Осуществление крупных реформ, разумеется, потребовало значительно больше денег, чем предоставлял нам бюджет. При этом налогообложение было далеко не низким, однако я выяснил, что, с одной стороны, оценка иных объектов налогообложения была совершенно необоснованно занижена, с другой же — иные лица и предприятия ухитрялись почти полностью уйти от уплаты налогов. Чтобы покончить с этой дурной практикой и распределить налоги справедливо и равномерно, я обратился с запросом в Правительствующий сенат: в какой мере земство правомочно устранять недостатки в этом отношении? Только когда сей верховный судебный орган признал за нами такое право, мы начали кампанию против нарушителей, с которых теперь взыскивали налоги по нашей оценке.
В первую очередь речь шла о крупных промышленных предприятиях, прежде всего о сталеплавильном заводе в Кол-пине. Занимая не менее 25 000 рабочих, завод осуществлял большие поставки государству, точнее флоту. До сих пор такие заводы обычно оценивали себя сами и выплачивали земству рассчитанный ими налог. Теперь сумма налога, согласно нашей объективной оценке, возросла в десять раз; сюда же добавились недоимки за прошлые годы, которые мы были вправе потребовать и которые составили солидную сумму.
Во-вторых, в нашем уезде располагались четыре императорские резиденции: Царское Село, Гатчина, Павловск и Красное Село.
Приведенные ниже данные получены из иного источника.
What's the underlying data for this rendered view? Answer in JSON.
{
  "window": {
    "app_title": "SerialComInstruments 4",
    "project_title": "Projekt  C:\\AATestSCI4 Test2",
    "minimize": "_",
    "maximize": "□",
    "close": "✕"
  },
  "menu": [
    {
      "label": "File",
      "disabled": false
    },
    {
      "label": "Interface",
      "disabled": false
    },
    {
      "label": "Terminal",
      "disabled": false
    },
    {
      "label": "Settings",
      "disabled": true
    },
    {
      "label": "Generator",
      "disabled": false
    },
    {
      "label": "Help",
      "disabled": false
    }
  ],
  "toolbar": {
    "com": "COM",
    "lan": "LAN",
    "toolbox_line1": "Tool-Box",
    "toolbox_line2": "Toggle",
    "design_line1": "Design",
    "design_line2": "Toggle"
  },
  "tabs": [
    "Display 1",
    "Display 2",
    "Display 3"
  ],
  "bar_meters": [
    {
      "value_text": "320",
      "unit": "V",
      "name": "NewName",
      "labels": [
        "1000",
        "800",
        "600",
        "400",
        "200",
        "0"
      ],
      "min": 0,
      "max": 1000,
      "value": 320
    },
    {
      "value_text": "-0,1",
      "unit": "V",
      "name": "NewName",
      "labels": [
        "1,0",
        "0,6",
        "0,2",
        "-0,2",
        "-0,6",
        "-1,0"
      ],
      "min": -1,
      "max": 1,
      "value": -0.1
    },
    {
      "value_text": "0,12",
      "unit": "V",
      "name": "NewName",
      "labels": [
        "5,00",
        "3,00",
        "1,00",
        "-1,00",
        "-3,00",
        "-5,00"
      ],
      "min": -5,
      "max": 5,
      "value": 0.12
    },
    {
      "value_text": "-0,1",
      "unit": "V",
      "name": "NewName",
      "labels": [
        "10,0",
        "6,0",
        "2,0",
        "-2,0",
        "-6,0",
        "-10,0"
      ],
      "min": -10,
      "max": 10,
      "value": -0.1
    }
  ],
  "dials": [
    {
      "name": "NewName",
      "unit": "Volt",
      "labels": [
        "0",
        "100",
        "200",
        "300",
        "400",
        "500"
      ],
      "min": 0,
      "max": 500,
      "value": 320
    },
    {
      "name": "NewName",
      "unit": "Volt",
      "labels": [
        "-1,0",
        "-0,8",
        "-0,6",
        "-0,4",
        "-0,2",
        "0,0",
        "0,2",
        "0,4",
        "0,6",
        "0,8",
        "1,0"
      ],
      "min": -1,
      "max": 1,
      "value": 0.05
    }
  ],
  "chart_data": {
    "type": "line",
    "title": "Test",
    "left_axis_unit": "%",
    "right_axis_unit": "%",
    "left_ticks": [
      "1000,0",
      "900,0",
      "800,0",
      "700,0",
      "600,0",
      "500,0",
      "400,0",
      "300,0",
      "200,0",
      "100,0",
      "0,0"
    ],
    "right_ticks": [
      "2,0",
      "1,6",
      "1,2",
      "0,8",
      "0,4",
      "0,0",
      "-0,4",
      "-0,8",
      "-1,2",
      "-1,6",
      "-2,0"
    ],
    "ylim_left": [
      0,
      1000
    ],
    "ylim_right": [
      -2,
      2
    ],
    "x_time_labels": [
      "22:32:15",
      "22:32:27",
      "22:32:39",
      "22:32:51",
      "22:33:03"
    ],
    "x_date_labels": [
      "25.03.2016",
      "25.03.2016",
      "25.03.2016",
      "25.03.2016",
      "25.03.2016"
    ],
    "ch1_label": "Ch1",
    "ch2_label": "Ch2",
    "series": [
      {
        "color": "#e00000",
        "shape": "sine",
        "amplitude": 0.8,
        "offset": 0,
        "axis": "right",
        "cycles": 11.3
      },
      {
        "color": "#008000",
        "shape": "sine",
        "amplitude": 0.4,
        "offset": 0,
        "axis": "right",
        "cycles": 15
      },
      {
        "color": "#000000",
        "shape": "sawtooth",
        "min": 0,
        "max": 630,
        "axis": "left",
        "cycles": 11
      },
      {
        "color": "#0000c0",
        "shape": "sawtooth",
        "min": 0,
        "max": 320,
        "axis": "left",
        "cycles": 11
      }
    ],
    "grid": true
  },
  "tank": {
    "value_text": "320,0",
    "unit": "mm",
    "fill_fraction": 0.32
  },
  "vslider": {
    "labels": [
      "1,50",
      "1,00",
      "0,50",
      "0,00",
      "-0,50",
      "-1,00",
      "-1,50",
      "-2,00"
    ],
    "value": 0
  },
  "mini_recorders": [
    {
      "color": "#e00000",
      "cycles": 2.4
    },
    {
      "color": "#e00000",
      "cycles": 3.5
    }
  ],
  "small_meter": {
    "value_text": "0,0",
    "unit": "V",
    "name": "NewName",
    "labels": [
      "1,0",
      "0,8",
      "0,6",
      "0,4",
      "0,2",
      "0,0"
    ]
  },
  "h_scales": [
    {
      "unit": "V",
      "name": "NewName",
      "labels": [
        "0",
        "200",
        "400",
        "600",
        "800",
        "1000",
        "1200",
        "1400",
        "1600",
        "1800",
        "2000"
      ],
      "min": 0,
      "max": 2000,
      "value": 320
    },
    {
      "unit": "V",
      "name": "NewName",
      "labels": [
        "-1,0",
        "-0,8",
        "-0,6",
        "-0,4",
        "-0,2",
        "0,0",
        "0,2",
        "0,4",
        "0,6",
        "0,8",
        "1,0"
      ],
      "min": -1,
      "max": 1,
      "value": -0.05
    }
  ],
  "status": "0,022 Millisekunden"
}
Земство имело право облагать налогом недвижимость в этих городах. Фактически же это право было иллюзорно, так как касательно всей недвижимости, расположенной в означенных городах, ведомство двора присылало готовые оценочные реестры как основу для нашего налогообложения, а ведь многие ушедшие на покой высокие государственные чиновники и вельможи понастроили себе там вилл и особняков, представлявших огромную ценность. По закону право оценки, как всюду в уезде, принадлежало земству. Этим правом мы теперь и воспользовались, и оказалось, что, например, Гатчина должна платить вшестеро, а Павловск и Царское Село — вчетверо больше, чем по оценке ведомства двора.
Таким образом, бюджет земства настолько улучшился, что мы смогли провести реформы, не повышая налоги, выплачиваемые физическими лицами, крестьянами, домо- и землевладельцами.
Большинство населения нашего уезда приветствовало мои начинания, о чем прямо свидетельствовали результаты выборов; однако же богачи, считавшие себя в результате нововведений имущественно ущемленными, стали мне ожесточенными врагами.
И третье: славянофилы и шовинисты, в коих недостатка не было, ненавидели меня как немца. С началом войны эта часть общества приобрела большую силу, основала лигу «истинно русских людей» под названием «Союз Михаила Архангела» {106} ; во главе его стоял человек дурной репутации, некто д-р Дубровин. И он, и другие лидеры этой партии имели собственность в Царском Селе и других городах нашего уезда, а потому переоценка недвижимости коснулась и их. «Союз Михаила Архангела» нередко называли «черной сотней», и щупальцами своими он оплел всю Россию. К нему принадлежали и вконец опустившиеся люди, чернь, они-то и устраивали погромы, преследовали всех неугодных им лиц и от имени церкви, русской идеи и монархического принципа практически безнаказанно творили величайшие бесчинства. Эта партия, если можно ее так назвать, тоже была мне врагом, а во времена страшного военного психоза врагом опасным.